As a double major in the Department of History and the Department of Folklore and Ethnomusicology, she aims to go to graduate school for curatorship and pursue a museum career; in the College, Rachel is building a customized and strong foundation for her future.
Her academic advisors send her job and internship opportunities regularly, and she finds that building relationships with faculty members has been rewarding both personally and professionally. “A lot of the networking I’ve done has been through my internships, and those have been facilitated through both the Folklore and Ethnomusicology and History programs,” Rachel explained.
“Meeting with my professors, creating a relationship with someone who is in or adjacent to a field that you want to pursue and asking them questions – it’s invaluable,” she said.
“When you think of a large public university,” said Rachel, “you think, ‘Oh, I’ll just be another ant in the colony,’ but what I’ve found is that even in my history class of 70 people, I still have a personal relationship with my professor.” She’s able to email faculty about course work, professional questions, as well as her Capstone project that’s required to complete her history major.
“That’s something I relish here at IU,” Rachel said. “In the College, I realized you don’t need to go to a small school to have an individualized relationship with the people who are teaching you.”
Ambassador + Internships: artifacts and exhibits
Preparing for graduate school and the competitive field of museum curatorship means that Rachel needed to dive in head-first on activities and internships, in order to learn as much as she possibly can.
As a student Ambassador for the College, Rachel works with the Walter Center for Career Achievement and frequently shares her story with prospective students and their families, introducing them to the vast range of studies and activities ongoing in the College.
“What I love most about being an Ambassador is remembering being in those high school juniors and seniors’ shoes – it’s kind of rocky footing,” Rachel said. “You don’t really know what you want to do yet. I’m able to help some students and tell them, ‘It’s all going to be okay, you’re going to figure this out while you have great people here with you to support you doing that. You won’t have to do this on your own!’”
When she isn’t helping prospective students, Rachel is busy with internships with direct links to the curatorial career she wants.
Interning at the Monroe County History Center gave her an intro to curatorship and even led her to another internship opportunity. At the Center, Rachel worked on an exhibit about Title IX during the summer, and a peer told her about a chance to work with artifacts excavated from the Angel Mounds in Evansville, Indiana. At the end of the summer, one of her advisors sent an email inviting students to apply for that same internship and Rachel applied the same day.

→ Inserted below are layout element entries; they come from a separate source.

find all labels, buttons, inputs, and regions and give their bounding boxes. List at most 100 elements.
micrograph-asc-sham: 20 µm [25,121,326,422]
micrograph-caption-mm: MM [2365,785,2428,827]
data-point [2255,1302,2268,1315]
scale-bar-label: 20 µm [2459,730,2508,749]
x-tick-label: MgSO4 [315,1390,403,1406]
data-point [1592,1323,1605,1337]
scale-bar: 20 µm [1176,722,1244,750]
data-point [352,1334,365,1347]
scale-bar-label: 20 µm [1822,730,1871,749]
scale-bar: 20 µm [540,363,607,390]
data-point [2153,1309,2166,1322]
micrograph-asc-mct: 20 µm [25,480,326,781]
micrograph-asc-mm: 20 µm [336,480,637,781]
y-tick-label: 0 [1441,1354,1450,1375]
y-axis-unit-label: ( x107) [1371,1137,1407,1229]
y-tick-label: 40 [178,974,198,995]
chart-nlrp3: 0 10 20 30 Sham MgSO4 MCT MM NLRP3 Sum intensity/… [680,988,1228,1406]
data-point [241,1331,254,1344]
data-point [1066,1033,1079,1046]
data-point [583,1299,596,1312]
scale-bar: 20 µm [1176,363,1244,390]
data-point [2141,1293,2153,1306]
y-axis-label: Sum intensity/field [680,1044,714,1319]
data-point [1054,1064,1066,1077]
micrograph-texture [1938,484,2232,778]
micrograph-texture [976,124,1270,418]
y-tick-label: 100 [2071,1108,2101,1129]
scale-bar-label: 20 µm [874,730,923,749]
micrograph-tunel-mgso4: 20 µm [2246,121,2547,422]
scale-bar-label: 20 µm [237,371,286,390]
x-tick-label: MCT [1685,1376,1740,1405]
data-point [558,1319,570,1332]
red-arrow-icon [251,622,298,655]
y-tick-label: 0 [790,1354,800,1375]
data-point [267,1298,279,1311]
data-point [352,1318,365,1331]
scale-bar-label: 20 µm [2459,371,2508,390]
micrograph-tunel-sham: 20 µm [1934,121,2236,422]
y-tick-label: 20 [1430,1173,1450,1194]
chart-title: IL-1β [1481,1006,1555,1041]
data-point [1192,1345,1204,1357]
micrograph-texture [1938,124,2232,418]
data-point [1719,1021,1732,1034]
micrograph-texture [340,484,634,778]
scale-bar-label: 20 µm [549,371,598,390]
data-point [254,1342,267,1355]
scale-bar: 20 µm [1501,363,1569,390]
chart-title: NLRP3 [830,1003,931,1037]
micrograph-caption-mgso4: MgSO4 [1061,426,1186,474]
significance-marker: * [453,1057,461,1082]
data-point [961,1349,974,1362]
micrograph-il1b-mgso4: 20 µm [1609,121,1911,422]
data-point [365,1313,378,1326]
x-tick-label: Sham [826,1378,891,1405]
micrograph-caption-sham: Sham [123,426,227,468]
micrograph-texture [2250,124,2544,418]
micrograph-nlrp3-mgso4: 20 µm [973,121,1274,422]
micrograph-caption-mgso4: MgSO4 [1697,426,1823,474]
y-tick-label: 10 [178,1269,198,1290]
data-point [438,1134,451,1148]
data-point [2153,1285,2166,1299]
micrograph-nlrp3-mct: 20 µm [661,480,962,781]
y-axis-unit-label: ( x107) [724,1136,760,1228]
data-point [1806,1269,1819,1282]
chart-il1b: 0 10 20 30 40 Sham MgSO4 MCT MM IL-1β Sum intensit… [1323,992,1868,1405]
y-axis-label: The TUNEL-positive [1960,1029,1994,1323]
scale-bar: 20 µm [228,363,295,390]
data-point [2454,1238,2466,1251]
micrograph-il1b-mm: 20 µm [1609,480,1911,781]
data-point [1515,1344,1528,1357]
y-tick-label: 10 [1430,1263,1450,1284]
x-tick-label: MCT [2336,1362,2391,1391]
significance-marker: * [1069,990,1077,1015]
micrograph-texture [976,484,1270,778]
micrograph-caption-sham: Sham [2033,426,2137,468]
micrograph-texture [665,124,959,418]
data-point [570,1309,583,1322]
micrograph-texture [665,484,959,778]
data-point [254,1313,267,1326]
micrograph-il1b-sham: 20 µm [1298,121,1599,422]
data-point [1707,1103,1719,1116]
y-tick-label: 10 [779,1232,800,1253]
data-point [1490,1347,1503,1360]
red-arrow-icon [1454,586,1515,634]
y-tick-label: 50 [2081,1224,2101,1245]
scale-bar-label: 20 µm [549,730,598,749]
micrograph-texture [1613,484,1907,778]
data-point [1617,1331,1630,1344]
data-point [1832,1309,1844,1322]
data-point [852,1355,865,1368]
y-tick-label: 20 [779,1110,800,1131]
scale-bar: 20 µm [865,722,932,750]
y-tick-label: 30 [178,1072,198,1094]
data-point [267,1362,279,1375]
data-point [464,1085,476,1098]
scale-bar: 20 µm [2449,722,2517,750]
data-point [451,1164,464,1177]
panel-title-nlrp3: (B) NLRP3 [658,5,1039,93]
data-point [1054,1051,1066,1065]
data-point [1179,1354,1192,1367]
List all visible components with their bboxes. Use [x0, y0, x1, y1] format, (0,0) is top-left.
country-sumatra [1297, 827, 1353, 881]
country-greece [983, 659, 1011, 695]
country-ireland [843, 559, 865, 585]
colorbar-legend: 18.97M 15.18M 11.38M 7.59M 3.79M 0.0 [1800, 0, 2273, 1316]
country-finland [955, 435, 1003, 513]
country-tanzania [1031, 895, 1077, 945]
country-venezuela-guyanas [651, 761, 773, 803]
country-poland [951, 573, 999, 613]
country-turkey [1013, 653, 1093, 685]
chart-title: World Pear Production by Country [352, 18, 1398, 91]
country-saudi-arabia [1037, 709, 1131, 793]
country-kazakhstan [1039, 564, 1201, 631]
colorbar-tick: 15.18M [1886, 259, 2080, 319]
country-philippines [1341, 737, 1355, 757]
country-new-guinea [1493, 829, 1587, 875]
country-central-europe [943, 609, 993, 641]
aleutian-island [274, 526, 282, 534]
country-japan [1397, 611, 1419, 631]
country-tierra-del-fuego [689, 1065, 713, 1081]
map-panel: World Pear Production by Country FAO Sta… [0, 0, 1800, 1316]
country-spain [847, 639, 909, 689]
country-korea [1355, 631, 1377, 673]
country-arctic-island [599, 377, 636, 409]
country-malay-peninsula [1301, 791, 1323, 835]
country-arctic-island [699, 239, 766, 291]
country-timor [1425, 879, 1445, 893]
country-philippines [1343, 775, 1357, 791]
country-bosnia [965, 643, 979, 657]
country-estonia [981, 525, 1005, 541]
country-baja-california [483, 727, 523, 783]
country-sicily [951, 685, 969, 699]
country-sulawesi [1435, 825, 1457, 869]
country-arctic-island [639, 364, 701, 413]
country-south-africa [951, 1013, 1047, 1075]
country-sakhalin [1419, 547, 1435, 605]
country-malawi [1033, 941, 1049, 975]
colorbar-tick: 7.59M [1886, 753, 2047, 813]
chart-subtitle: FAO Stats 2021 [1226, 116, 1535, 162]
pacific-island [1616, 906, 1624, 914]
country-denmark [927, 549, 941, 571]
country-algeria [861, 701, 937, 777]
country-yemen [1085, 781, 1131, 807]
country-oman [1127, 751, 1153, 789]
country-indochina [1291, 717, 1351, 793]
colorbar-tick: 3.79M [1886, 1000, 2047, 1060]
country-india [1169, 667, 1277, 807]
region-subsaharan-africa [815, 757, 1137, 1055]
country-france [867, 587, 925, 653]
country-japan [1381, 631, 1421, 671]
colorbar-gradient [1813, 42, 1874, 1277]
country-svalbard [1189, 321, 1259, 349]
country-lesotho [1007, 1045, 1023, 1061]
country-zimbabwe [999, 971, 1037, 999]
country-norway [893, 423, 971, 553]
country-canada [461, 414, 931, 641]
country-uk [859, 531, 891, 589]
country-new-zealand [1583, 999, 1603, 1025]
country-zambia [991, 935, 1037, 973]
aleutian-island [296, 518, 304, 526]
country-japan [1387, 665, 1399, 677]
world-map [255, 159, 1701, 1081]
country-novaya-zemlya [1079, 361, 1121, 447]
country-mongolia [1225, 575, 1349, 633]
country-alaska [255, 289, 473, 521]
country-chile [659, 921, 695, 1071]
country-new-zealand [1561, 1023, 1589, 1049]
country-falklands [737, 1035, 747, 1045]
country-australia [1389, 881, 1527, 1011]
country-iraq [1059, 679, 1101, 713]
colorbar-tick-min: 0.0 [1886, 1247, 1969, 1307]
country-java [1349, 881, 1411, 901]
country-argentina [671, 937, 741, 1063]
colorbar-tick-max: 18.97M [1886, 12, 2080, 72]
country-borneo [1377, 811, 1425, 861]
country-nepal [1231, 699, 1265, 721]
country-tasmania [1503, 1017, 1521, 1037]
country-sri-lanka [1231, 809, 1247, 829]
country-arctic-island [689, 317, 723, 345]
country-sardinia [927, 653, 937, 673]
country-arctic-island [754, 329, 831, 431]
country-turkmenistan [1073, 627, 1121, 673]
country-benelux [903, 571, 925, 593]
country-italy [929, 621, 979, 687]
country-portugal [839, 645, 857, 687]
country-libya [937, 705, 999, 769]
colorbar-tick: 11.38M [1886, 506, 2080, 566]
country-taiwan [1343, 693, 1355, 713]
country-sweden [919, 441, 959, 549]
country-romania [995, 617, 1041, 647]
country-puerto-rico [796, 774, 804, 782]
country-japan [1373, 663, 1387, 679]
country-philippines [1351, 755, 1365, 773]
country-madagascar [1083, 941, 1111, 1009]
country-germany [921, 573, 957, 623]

That fall, she began her internship at the IU Museum of Archaeology and Anthropology and began working through the collections of Glenn A. Black, a Hoosier archaeologist and the first to excavate the world-famous Angel Mounds after the land was bought and protected by the Indiana Historical Society. Many of the artifacts Black and his crew collected weren’t systematically examined and sorted until now, and museum professionals and interns like Rachel are leading the charge.
“What the museum is doing,” explained Rachel, “is rehousing artifacts. They’re moving them from the original cardboard boxes and brown paper bags from 80-plus years ago and putting them into safe, plastic, museum-grade boxes and bags.” Rachel is working on lithics, which covers a wide category of chipped stone artifacts.
Rachel will open the box or bag, empty it, weigh and sort the contents, and then put the items into safer storage. In a given day, she’ll find ground stone, chip stone, bone, ceramics, fossils, and ochre.
“As someone who hasn’t taken any archaeology classes, being able to work in a lab setting, looking for these kinds of materials, understanding their significance at this thousands-of-years-old site – it’s humbling as much as it is enlightening,” she said.
As Rachel begins looking at graduate schools, she’ll have plenty of hands-on experience in exhibit creation and materials-handling to give her confidence as she becomes a museum professional.